A/n: A bit of a companion piece to 'What You Don't Know About Greg Lestrade'. Can be read on it's own, of course. Six girls Greg Lestrade loved and lost. Reviews are love!
Caroline
When he thinks of her he will think of yellow flowers and long fields of grass. He will remember the smell of fresh dirt and the delight of climbing to the very top of tall trees. There are memories of yanking playfully at her dark braids, of chasing each other up and down the street as their parents watch from the porch. He will remember childhood, and innocence, and happiness. These are days that he can no longer reach, but will never forget.
But neither will he forget the pain of kissing her on the cheek goodbye and knowing it is the last time. Sussex is a big, scary faceless word at age eight, a Place-That-Caroline's-Is-Moving-To, and he knows only that it is taking her away from him. He will remember watching her dash off to the car with dark plaits flying out behind her, and he will remember catching her eye, just for a moment, as she turns to look back one last time. This is the last time he will see her. He no longer remembers the colour of those eyes.
Lilly
They are together for a summer, and in that summer they buy ice cream and go barefoot, staying up late to watch stars and sharing secrets in between kisses. They take long bus rides - neither being yet old enough to drive - to beaches and to bays and they play in the waves and kiss on the sand and the relationship is hot and bright and sparkling, like the season itself. She has long sun-kissed hair and brilliant blue eyes and he loves her and opens his heart to her.
One day he will find her with another boy, a prelude of sorts to the failed marriage that will come much later, and she will explain that it had been nothing but a summer fling and that he had never really mattered so much to her at all. He has loved too much and too quickly, rewarded with heartbreak for his passion, and this is the first but not the last time that this will be true.
Rebecca
She is a painter, and he begins to see the world as she sees it, in tones and in swirls of colour and shade. She is more beautiful than anything he has ever seen, and they are two years of a picture-perfect high school romance. They will walk down hallways hand in hand, study under the shade of trees on the grounds, sneak kisses in between class. Their grades do not suffer. They are flawless students in a flawless relationship. This love is perfect, the colours of golden sunshine and green grass and the soft pink of rose petals and lips. He cannot see an end to it. On weekends, they go out to movies. They go for long walks hand in hand. She listens to their band rehersals, and claps at the end of every set. She is a daughter to his father, and he, a son to hers. He is charming to her mother, and she is kind to his. Every brush stroke is in place, and perfectly.

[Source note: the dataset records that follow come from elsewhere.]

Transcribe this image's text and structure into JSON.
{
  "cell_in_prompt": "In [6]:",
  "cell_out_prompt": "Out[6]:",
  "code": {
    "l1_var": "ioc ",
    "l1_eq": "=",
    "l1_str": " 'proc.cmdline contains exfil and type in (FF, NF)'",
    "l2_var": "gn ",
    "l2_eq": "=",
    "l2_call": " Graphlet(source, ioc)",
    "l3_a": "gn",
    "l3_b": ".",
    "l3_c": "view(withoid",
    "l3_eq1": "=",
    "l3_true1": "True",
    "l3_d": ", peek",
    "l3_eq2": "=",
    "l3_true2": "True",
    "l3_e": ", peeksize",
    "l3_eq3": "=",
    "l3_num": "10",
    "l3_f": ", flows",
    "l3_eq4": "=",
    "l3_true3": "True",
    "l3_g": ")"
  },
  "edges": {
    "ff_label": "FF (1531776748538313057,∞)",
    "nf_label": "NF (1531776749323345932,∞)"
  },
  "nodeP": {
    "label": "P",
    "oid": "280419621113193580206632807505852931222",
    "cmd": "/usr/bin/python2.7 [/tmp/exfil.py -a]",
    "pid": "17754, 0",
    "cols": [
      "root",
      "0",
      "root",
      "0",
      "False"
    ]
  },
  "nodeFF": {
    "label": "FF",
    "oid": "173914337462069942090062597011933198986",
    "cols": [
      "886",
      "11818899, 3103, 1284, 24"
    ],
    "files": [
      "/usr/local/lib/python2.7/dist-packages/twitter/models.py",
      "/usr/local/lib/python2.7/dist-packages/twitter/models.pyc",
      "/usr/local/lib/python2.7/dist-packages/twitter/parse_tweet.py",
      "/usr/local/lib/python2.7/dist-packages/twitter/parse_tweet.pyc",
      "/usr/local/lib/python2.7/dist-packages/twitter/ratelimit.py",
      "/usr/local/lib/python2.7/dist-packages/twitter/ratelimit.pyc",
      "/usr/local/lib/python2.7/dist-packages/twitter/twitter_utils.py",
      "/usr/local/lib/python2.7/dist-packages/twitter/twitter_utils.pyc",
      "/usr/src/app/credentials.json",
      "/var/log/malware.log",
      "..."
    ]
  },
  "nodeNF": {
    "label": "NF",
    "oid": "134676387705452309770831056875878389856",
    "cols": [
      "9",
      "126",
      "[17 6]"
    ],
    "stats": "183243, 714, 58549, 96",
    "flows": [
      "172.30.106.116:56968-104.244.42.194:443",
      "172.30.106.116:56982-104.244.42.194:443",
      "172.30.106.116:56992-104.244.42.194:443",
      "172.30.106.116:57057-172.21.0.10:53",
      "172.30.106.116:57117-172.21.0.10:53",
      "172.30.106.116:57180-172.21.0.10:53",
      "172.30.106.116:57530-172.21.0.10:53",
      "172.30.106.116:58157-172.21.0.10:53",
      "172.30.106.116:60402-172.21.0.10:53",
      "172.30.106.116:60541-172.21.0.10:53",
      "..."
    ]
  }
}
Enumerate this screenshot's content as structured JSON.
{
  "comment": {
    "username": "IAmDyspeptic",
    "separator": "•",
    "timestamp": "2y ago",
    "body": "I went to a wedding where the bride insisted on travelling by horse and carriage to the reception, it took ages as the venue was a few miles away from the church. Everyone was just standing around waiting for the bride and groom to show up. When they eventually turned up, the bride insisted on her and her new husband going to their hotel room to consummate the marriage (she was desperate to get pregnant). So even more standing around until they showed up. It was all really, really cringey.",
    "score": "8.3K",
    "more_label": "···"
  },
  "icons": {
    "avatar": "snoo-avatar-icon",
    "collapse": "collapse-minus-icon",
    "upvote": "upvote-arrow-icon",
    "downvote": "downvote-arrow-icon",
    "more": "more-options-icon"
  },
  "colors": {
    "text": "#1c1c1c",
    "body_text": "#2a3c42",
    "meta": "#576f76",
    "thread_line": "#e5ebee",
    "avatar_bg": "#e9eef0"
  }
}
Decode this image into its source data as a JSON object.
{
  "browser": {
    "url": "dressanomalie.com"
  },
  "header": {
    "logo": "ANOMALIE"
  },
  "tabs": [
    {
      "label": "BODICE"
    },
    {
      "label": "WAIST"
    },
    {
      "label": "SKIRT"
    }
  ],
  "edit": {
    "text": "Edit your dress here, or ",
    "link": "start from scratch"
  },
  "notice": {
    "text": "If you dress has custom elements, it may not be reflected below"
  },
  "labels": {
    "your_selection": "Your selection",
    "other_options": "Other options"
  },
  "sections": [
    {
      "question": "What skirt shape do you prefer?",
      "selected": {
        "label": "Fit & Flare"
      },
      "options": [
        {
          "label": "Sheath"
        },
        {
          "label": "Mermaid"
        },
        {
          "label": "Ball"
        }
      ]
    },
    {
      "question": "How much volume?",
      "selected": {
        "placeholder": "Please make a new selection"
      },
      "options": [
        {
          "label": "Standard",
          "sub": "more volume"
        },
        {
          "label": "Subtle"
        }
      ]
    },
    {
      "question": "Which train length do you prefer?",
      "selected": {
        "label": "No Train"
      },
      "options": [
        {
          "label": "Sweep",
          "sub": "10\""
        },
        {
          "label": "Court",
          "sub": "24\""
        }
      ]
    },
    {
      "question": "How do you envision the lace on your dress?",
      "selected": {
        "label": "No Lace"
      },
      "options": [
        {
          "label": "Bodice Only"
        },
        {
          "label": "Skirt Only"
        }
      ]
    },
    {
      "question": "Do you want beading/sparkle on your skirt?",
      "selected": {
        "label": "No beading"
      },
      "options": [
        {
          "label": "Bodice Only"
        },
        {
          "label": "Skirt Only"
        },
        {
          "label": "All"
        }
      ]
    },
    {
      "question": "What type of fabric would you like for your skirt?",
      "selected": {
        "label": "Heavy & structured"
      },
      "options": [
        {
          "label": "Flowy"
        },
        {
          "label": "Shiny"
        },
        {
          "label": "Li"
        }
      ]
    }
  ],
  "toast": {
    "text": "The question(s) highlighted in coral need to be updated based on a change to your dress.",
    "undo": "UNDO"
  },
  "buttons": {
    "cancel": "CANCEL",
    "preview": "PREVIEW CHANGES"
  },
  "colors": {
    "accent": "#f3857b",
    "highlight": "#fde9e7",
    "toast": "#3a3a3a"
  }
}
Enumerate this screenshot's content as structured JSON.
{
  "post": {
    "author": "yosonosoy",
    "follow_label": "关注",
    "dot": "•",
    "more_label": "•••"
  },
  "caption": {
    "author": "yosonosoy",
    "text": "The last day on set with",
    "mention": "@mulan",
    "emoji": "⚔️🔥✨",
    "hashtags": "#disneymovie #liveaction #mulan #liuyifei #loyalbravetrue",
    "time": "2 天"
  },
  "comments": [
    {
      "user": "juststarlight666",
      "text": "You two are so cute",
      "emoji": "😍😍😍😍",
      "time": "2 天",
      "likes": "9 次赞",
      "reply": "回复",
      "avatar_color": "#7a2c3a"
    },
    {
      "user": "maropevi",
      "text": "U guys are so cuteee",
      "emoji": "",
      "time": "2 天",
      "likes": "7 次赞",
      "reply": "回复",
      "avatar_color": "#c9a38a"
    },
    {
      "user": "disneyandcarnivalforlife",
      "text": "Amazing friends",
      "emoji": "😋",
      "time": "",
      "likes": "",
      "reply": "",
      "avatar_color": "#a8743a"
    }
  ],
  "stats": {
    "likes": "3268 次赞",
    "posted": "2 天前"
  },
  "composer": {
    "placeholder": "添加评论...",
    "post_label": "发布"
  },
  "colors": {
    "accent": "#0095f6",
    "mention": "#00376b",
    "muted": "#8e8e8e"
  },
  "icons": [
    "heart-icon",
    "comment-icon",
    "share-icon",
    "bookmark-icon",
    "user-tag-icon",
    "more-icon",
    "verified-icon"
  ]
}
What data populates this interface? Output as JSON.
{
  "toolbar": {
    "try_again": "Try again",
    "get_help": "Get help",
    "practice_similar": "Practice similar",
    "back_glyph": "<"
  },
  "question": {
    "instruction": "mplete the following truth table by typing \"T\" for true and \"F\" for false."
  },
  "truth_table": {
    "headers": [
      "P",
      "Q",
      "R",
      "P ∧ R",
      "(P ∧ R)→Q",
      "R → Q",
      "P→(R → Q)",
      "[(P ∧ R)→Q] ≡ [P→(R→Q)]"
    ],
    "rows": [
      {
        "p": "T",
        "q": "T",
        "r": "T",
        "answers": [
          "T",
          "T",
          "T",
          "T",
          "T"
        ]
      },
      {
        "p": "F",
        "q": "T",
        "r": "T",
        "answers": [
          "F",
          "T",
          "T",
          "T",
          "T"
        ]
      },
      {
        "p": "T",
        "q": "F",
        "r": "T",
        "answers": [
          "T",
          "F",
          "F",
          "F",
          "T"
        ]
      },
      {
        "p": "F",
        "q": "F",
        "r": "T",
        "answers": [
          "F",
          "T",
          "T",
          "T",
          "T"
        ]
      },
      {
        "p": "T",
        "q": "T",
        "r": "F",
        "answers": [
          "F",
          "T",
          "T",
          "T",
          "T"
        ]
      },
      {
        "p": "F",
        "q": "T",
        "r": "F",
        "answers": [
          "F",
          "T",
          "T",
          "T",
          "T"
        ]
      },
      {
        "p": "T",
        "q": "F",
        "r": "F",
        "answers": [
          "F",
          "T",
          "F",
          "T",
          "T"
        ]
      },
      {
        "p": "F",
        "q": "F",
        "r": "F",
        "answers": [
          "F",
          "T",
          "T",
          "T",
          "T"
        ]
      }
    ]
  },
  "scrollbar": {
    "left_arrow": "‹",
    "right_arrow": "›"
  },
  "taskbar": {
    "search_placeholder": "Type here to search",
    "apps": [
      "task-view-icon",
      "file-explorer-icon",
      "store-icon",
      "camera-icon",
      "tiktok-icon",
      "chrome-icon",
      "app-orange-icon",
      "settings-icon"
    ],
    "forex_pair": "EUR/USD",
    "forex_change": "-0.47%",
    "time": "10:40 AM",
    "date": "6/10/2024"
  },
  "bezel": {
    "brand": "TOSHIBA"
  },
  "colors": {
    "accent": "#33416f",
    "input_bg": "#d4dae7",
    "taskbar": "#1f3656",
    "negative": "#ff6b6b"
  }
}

The purest moments spent with Rebecca are those that cannot be painted, cannot be captured. They have tried, used many bottles of paint to try and duplicate the exact shade of blue-indigo of the sky around ten-thirty, when they will crawl out his bedroom window to the flat roof of his house and watch the stars. But they have found it impossible. She was not fazed. Some things can not be painted. Some things must simply be lived. When that car crash took her from him, they had been together two years.
Emily
Her eyes are very green, and they are the first colour he notices in a long time. He is in his last year of high school now. He has seen by now the pain that follows when you wear your heart on your sleeve. His own is guarded, protected. She does not try and change this. She is gentle and kind to him. Greg, once ever popular, has closed himself off from his old mates. The number of friends he has dwindles. He does not care. But Emily - they are friends. More than that is too much for him, and she understands this.
He will wonder sometimes what happened to her. He remembers eight times in which he wished to say three words, and eight times in which he did not. At graduation, they part ways for good. He will never have thanked her for what she did for him. Nor will he have been brave enough to tell her that he loved her.
Catherine
It is his second year at Oxford, and she proves wrong the general consensus on campus that he, who avoids women so frequently, is quite obviously gay. He is still afraid. But she will heal him, build him up, and he will never suspect that one day those delicate hands will tear him back down. She is tall, but not quite his height. He remembers still how she would rise up on tiptoes to kiss him. She has brown-blonde hair and stunning blue eyes. He has almost forgotten what it means to be in love. She will remind him. One day they will break up. Another day, later, they will reconcile. The wedding is in autumn, the honeymoon over winter. She rises on tiptoe to kiss him at the altar. They are together then for over twenty years, and for all of that time, and even some after, he will love her unconditionally. It is a journey, and they travel far together, hand in hand. She will make him whole. She is his everything, and he hers.
One day everything will not be enough.
Molly
When he thinks of Molly, he thinks of small delicate things, rosebuds and snowflakes and the calm of early morning. She is broken, like him. His heart is too fragile to risk it. She will never look at him beside Sherlock, and maybe this is a good thing.